The Taliban have nominated an ambassador to represent Afghanistan at the United Nations, U.N. officials said Tuesday, injecting a new twist into what was already a delicate diplomatic quandary in the global organization.
The nomination, submitted to Secretary General António Guterres on Monday, sets up a showdown with the envoy of Afghanistan’s toppled government, Ghulam Isaczai, who has so far retained his post.
The showdown may not be resolved soon. But it raised the startling prospect that the Taliban — the violent, extremist Islamic movement that retook power last month as the American-backed government collapsed — would occupy an ambassador’s seat at the United Nations.
Stéphane Dujarric, a spokesman for Mr. Guterres, confirmed a Reuters report that the secretary general had been notified of the Taliban request in a letter signed by Amir Khan Muttaqi, identified as the movement’s foreign minister. The letter stated that the Taliban’s choice of U.N. ambassador was Suhail Shaheen, the movement’s spokesman based in Doha, Qatar.
The letter further stated that Mr. Muttaqi wanted to speak at the General Assembly, which got underway on Tuesday and ends next Monday.
Mr. Dujarric said the Taliban’s request had been forwarded to the General Assembly’s Credentials Committee, a nine-member group that includes the United States. It remained unclear on Tuesday when the committee might evaluate the request.
Pakistan’s foreign minister, Shah Mahmood Qureshi, who knew about the Taliban’s request, said it raised a number of questions about Mr. Shaheen and those in the Taliban hierarchy who had picked him.
“Who is he representing?” Mr. Qureshi said, responding to questions about the request during a session with reporters on Afghanistan’s future, held by the Foreign Press Association on the sidelines of the General Assembly. “Who is he reporting to? What kind of communication can you have with a person at the U.N. who is not recognized? It is a complex and evolving situation.”
The Taliban’s triumphal return to control in Afghanistan is among the crises confronting the General Assembly this week, along with Myanmar’s brutal military coup early this year. Both events created a conundrum for the world’s biggest diplomatic gathering: Who is the rightful representative of each country?
The Taliban remain subject to U.N. economic sanctions. Many countries, including the United States, have said that any Taliban request to replace Afghanistan’s envoy at the 193-member organization would need to undergo careful review.
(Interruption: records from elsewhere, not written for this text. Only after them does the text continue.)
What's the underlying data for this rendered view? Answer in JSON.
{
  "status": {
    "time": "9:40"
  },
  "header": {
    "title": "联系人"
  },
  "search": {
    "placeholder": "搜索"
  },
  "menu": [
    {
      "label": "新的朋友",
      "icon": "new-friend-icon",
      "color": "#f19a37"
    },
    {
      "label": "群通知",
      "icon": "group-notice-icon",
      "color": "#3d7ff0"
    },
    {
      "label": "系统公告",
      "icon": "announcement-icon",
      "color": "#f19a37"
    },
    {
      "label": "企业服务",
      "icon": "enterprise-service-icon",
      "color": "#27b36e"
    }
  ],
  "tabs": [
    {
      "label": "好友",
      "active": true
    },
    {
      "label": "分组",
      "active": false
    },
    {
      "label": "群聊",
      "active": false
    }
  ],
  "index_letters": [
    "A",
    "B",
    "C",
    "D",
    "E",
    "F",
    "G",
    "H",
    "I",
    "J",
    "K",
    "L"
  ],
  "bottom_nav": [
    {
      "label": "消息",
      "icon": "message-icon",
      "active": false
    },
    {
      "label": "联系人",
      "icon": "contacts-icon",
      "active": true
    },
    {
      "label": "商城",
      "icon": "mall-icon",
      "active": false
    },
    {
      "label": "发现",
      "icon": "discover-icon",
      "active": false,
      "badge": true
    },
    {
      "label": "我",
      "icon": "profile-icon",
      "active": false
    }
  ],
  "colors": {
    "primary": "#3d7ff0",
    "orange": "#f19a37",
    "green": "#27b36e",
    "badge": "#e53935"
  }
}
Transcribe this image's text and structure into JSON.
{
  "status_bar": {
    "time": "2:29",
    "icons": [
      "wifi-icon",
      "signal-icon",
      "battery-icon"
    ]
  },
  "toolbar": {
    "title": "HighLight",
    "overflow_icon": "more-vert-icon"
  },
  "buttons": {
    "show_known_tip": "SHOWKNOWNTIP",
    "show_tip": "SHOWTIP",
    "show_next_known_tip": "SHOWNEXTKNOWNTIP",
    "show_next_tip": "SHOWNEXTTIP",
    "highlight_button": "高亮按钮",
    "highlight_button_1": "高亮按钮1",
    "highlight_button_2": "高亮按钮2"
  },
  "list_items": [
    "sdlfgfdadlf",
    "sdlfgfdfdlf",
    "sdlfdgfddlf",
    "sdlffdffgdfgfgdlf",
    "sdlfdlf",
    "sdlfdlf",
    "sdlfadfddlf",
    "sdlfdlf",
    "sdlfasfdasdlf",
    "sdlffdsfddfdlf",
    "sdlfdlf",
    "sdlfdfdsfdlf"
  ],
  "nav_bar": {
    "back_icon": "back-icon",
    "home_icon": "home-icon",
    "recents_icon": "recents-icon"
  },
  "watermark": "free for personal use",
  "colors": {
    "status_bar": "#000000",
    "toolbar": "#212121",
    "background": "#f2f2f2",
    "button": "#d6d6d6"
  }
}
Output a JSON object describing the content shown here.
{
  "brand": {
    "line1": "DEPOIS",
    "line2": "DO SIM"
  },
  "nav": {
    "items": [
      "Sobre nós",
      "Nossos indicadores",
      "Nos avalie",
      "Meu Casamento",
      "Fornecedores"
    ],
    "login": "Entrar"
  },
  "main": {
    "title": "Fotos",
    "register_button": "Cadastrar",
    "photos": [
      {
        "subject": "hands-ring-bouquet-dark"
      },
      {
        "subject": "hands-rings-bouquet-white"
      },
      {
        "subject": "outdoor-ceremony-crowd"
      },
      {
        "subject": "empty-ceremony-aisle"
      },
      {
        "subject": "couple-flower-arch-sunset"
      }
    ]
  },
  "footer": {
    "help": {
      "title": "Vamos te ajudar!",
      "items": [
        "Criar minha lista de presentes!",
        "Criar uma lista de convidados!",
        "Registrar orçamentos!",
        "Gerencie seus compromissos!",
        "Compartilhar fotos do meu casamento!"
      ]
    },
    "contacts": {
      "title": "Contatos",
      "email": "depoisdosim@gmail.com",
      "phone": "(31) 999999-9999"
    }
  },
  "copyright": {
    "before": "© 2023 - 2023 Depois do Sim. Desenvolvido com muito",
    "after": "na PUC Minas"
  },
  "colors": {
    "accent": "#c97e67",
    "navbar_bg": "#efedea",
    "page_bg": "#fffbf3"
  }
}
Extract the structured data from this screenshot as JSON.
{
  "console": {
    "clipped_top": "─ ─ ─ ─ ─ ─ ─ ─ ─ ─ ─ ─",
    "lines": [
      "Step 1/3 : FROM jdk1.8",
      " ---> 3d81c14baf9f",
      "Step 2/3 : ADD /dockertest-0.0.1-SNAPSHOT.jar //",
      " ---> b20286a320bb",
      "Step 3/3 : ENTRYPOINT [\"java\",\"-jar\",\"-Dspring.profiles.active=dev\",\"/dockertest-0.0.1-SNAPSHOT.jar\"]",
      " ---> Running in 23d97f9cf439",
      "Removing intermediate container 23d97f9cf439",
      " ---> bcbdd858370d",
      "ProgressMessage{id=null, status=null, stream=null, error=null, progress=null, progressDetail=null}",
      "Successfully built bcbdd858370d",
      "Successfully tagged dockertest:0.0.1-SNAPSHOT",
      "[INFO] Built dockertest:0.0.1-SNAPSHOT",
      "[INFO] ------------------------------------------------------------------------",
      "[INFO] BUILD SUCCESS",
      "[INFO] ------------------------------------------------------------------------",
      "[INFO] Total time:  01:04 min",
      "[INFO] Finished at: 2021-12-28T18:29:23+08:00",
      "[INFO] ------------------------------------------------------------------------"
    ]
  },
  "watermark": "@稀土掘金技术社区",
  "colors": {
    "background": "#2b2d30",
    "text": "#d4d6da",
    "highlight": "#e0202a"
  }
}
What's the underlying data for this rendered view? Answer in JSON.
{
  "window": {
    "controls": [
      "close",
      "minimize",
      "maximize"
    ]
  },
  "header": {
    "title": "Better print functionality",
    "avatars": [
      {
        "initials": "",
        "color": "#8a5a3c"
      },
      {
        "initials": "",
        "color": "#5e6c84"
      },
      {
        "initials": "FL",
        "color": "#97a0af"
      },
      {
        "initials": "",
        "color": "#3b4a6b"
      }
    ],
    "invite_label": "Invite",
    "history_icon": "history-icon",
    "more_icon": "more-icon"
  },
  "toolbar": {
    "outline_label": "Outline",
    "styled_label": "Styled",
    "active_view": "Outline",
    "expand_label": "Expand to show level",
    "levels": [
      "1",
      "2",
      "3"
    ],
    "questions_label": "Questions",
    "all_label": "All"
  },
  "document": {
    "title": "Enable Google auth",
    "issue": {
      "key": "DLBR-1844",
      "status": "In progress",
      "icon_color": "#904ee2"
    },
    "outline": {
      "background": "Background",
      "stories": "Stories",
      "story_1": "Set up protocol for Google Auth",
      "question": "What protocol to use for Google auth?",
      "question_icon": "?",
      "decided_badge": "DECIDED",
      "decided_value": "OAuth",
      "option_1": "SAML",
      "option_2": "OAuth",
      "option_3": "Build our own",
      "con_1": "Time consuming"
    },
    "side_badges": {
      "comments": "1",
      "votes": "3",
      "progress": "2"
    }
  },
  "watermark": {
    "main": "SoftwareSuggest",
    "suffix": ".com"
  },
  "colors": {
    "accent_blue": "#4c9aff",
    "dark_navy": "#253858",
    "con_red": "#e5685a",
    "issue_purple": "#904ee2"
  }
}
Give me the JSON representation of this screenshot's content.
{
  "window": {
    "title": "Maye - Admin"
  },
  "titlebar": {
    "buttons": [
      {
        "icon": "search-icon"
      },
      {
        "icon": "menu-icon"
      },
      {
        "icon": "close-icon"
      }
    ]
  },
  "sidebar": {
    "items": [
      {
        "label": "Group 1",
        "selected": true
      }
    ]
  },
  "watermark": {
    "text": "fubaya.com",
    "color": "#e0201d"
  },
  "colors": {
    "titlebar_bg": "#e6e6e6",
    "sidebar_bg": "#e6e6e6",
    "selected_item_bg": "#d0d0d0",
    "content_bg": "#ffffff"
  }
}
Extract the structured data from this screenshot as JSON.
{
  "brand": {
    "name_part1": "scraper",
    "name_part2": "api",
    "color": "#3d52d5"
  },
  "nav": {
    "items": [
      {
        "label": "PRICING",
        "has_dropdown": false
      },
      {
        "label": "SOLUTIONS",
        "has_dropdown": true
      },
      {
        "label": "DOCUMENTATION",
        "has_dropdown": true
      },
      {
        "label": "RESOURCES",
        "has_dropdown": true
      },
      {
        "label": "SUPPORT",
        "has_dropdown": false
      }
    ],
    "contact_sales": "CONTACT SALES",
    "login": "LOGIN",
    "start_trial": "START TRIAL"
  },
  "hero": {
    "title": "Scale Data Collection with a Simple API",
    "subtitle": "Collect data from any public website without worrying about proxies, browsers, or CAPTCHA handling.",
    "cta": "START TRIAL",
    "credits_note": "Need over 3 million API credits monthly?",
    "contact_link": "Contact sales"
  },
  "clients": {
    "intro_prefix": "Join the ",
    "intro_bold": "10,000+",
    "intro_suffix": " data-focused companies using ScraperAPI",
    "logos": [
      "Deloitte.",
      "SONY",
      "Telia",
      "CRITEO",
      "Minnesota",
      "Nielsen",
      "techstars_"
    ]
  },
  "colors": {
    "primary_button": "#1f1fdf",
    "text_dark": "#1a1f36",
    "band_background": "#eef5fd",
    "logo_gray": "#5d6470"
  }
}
In Myanmar, the junta that seized power in February and has been widely condemned for a deadly crackdown on opponents also has sought to replace the U.N. ambassador of the deposed government with a junta loyalist.
Envoys from all kinds of political systems, including parliamentary democracies, monarchies and dictatorships, have long worked at the United Nations, the one place in the world where even governments that reject one another’s ideologies enjoy some measure of equal standing. Still, there are standards to verify the legitimacy of both the envoys and the governments they represent.
“Normally a country has the right to nominate somebody,” Volkan Bozkir, a Turkish statesman and the departing president of the General Assembly, told reporters at his farewell news conference this month.
“We can’t say, ‘I don’t like this government,’” Mr. Bozkir said, when seeking to resolve United Nations disputes over who is — and is not — a country’s rightful envoy.
A seat at the United Nations carries symbolic significance, a benchmark of a government’s credibility and acceptance in the world community even if rivals oppose it.
United Nations membership affords governments an opportunity not only to speak and be heard in the General Assembly, but also to participate in a range of other U.N. agencies like the World Health Organization and Human Rights Council. So the credentialing of a country’s ambassador to speak on its behalf is enormously important.